The letter must list each return by name and identifying number. The letter should not be sent to the IRS unless requested by the agency but must be maintained for at least four years after the due date of the tax return or the date the tax is paid, whichever is later.
From your standpoint, important concerns include whether it is appropriate for you to sign the form and the potential of being considered a responsible person with regard to tax deposit compliance. The instructions for Form 941 specify that the form should be signed by an owner or senior officer of the business--someone who has the knowledge and authority to ensure the taxes are being handled properly.
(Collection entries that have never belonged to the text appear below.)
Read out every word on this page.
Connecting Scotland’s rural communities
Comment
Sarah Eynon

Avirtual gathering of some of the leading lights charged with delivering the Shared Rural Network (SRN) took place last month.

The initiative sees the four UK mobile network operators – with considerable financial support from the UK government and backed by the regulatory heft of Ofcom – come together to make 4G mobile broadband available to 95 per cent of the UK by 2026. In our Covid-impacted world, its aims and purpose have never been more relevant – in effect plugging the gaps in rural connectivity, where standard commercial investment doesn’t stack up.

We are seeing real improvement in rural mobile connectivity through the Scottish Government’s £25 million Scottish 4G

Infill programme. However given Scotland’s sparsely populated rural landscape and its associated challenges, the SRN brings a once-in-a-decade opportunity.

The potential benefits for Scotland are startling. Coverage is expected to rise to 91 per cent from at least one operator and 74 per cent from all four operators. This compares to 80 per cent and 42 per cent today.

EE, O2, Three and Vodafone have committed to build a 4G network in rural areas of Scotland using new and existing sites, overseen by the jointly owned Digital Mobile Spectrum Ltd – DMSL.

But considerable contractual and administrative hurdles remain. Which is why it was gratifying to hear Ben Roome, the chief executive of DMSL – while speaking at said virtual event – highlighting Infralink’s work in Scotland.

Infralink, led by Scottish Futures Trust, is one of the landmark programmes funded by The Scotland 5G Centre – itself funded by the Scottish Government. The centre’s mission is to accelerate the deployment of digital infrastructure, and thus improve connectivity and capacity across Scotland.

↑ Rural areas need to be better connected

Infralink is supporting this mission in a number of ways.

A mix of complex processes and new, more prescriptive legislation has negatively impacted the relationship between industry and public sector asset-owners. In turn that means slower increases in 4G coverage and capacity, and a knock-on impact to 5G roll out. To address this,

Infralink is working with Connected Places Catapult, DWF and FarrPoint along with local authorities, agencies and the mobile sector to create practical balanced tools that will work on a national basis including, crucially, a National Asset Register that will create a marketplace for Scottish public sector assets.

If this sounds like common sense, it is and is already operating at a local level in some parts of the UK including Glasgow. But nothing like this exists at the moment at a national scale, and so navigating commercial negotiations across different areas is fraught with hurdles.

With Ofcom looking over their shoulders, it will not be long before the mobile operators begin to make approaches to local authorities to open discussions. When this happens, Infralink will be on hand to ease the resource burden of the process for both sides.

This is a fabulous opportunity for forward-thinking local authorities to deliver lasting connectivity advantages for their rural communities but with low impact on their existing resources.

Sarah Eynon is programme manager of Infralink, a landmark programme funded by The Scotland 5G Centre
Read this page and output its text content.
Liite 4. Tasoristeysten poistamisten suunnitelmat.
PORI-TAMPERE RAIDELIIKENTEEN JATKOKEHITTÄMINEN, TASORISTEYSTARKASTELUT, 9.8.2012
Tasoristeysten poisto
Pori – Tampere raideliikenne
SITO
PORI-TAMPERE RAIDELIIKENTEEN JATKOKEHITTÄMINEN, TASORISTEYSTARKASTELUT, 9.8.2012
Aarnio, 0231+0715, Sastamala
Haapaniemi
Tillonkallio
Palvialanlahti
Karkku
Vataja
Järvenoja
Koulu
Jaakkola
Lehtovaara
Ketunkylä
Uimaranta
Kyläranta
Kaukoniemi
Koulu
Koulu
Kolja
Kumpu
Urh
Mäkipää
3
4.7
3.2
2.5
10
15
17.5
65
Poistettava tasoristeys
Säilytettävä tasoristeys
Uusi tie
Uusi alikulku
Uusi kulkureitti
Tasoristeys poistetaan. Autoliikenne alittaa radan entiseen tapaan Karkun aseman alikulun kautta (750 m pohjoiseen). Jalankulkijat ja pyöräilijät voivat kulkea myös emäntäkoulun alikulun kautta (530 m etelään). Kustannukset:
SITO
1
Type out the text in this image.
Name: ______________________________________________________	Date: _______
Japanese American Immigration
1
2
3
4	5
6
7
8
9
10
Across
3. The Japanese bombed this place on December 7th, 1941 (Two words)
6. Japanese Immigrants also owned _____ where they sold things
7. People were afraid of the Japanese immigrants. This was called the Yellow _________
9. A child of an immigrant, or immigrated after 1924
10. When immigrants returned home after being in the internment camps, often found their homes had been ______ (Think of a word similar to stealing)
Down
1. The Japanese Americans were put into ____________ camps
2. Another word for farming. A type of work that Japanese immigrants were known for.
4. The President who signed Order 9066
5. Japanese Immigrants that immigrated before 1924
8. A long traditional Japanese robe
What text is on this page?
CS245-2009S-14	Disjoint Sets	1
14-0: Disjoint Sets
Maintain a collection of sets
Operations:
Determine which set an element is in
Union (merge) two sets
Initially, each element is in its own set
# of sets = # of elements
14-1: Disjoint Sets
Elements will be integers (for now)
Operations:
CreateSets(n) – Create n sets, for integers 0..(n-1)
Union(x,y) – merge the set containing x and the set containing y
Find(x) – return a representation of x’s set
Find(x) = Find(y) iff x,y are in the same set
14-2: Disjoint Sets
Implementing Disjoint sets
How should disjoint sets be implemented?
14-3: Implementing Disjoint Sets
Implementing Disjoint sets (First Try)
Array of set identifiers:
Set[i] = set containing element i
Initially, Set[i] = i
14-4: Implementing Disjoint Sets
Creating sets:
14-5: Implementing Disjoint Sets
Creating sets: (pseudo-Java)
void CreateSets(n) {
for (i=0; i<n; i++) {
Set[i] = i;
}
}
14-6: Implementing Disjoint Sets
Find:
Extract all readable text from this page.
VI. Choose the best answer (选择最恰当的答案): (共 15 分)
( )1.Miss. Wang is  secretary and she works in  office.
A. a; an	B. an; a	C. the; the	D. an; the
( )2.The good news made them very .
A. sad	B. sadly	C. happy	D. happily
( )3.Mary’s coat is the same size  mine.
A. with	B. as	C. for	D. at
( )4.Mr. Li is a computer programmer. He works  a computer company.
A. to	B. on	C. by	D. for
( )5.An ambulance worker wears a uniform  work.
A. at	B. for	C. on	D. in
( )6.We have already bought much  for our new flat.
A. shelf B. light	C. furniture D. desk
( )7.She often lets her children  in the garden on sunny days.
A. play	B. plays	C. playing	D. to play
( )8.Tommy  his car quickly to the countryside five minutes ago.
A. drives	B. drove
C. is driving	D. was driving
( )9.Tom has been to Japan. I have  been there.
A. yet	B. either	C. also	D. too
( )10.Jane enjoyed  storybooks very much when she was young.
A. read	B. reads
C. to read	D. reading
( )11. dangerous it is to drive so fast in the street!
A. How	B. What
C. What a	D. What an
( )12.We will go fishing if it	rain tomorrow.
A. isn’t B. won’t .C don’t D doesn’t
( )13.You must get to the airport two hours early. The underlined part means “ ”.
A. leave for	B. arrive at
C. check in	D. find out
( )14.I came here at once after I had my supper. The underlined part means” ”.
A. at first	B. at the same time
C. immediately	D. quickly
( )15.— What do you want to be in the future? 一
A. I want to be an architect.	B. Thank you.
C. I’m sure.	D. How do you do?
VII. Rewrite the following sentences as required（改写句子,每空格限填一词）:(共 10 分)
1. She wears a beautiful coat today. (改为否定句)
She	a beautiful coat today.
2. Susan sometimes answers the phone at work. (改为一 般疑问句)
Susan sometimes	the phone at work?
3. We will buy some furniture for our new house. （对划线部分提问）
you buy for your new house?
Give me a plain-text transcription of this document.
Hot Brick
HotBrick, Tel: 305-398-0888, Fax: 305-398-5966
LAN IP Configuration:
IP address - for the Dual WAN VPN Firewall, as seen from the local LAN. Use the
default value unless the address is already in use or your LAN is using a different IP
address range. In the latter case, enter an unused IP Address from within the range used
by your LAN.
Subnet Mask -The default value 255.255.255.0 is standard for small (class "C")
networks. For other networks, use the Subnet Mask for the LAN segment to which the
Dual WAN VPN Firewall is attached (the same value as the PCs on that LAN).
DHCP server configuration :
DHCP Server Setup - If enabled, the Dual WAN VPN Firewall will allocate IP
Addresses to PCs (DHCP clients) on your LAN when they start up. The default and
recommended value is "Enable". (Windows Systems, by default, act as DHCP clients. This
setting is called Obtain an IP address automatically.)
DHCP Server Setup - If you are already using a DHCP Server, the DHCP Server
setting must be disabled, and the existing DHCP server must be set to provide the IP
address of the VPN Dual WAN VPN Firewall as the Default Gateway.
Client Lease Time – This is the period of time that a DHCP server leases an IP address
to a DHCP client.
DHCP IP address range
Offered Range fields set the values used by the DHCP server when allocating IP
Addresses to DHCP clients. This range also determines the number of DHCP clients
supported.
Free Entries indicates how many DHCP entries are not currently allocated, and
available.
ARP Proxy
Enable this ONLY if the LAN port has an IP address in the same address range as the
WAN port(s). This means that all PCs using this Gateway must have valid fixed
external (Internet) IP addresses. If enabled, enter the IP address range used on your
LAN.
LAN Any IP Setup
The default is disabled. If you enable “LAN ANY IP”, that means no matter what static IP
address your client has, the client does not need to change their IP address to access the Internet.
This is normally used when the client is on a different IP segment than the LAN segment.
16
Signing the forms indicates to the IRS that the signer is in a position to have the responsibility and the authority to ensure that the taxes are properly withheld and deposited. People that have that control may become personally liable for taxes that the business failed to withhold or deposit. This can result in assessment of the unpaid taxes under the trust fund recovery penalty to individuals the IRS identifies as responsible.
For example, an individual was contacted by the IRS as a possible “responsible person” for purposes of the trust fund recovery penalty. The business had failed to pay taxes it withheld from employees to the government. The reason given for the contact was that this individual had, in the past, signed the company’s 941 Forms. On that basis, the IRS assumed that this person still was in a position to make sure the taxes were properly paid.
There are other duties employees should be careful about assuming. For example, signing checks. In another case, a secretary in an organization was authorized to sign checks. The corporate officers would direct which checks were to be written and signed, but the secretary but had no authority to issue any checks that were not so directed. The IRS contacted the secretary as a possible responsible person because of the signature authority. The IRS considered that signing authority to indicate that the secretary could have paid the taxes.
While Form 2848 grants you the authority to sign the forms. It does not mean that it is otherwise appropriate for you to sign them. That is between you and the owner of the business.